The black man said, “I am going to count to three and then jump. You may jump, or not.” Yuxia understood that, since the speaker was handcuffed to Zula and was much bigger than her, this was both a mean sort of joke and a threat.
In the end they jumped together and landed awkwardly on an open and uncratered stretch of deck. Zula cried out in pain and held a bloody fist protectively against her stomach. This finally got Yuxia moving; she clambered down out of the van’s door frame, thinking to go and see what was wrong. The black man looked at her curiously, but then turned his attention to the pissed-off skipper and gave him an order in a language Yuxia did not recognize. The skipper trotted back in the direction of the pilothouse.
Whatever pain had caused Zula to cry out was now subsiding. She looked up and spied Yuxia. A happy and grateful look came onto her face, but only for the briefest moment; then she looked anguished, horrified. “Yuxia! Get off! Jump into the water now!”
Yuxia hesitated, then realized that her girlfriend was probably giving her some good advice. But during that interval, another man had jumped down onto the deck from the pier. He was carrying a gun. At a word from the tall black man, he leveled the weapon at Yuxia, holding it in both hands and staring at her down the length of its barrel. Once his eye had connected with hers through its iron sights, he gave it a little twitch indicating that she should approach.
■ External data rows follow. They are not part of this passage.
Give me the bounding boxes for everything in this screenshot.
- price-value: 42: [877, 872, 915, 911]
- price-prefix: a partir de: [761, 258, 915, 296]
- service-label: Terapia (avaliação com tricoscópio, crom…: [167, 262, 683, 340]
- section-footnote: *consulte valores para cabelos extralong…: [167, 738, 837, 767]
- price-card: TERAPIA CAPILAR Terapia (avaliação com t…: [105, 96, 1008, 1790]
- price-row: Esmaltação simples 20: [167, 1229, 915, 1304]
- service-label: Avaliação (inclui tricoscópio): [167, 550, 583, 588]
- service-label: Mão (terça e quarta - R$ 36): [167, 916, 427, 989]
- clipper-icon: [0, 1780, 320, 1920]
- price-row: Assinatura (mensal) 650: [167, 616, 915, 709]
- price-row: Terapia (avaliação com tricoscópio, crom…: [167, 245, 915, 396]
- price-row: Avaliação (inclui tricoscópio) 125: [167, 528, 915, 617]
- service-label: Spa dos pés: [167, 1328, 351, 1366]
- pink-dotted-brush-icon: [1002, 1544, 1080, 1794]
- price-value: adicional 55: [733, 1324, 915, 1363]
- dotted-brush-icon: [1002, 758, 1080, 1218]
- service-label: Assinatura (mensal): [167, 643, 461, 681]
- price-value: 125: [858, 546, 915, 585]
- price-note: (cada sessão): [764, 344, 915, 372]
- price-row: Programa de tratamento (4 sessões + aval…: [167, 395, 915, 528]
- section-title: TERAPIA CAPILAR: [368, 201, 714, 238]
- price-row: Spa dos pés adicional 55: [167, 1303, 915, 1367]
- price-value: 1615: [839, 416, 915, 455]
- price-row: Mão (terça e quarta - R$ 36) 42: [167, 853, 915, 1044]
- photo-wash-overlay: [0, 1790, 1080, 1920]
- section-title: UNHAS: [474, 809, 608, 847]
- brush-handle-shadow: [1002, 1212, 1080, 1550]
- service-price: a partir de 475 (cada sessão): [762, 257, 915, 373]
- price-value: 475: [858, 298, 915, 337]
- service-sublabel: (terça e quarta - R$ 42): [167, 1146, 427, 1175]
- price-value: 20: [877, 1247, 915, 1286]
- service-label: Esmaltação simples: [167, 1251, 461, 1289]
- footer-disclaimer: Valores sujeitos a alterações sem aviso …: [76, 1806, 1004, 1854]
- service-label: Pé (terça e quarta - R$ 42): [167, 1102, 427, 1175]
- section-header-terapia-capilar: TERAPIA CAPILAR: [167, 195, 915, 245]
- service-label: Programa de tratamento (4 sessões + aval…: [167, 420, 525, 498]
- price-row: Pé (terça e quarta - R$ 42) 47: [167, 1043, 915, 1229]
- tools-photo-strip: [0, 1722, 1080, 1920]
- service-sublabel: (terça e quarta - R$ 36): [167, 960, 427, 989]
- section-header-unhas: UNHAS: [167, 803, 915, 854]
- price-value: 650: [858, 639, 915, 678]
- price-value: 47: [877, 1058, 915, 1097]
She still had thoughts of taking Zula’s advice, but then the boat’s engine roared and it surged forward, causing the van to settle. Yuxia had no choice but to scamper away as the van toppled sideways off the crushed taxi. This only brought her closer to the gunman, who showed admirable focus in mostly ignoring the slow-motion vehicular avalanche taking place only a few meters away from him.
She was only a couple of meters away from Zula at this point, so she just walked over to her. Zula threw her bloody right fist around Yuxia’s shoulder, and Yuxia put both of her arms around Zula’s waist. “Thank you,” Zula said, starting to cry. “I’m sorry.”
“I’m sorry it didn’t work,” Yuxia said.
The tall black man stuck his handgun into his waistband, then reached into his pocket. “Since the two of you are on such affectionate terms,” he said, pulling out a silver key, “let’s make it official.” He unlocked the manacle from his right wrist, then peeled Yuxia’s left arm away from Zula’s waist and snapped it onto her. The two women were now joined at their left wrists, which, as they immediately discovered, meant that they couldn’t face in the same direction. If one of them walked forward, the other had to walk backward, or else they had to do something awkward with their arms, and move shoulder to shoulder. Their captor understood this very well. Seizing the manacle’s chain with one hand, he towed them aft, around the side of the pilothouse, to an open space on the stern that was shaded under a canvas awning. Rummaging around in a toolbox, he produced a hammer and a large nail. He drove the nail about halfway into a deck plank, then dragged them over, forced them down, pressed the chain to the deck right next to the nail, and pounded on the nail until it had been bent over the chain and its bowed head driven deeply into the wood.
Having thus secured them, he moved forward again and assisted the remainder of the crew—half a dozen men, all told—in shoving first the van and then the taxi off the side of the boat and into the water. The boat by now had crossed to the middle of the inlet and had laid in a direct course toward the great bridge that crossed over the channel by which it connected to the sea. Though most of the inlet was quite shallow, this part of it seemed to be a dredged ship channel. Both vehicles sank immediately and disappeared into murky water.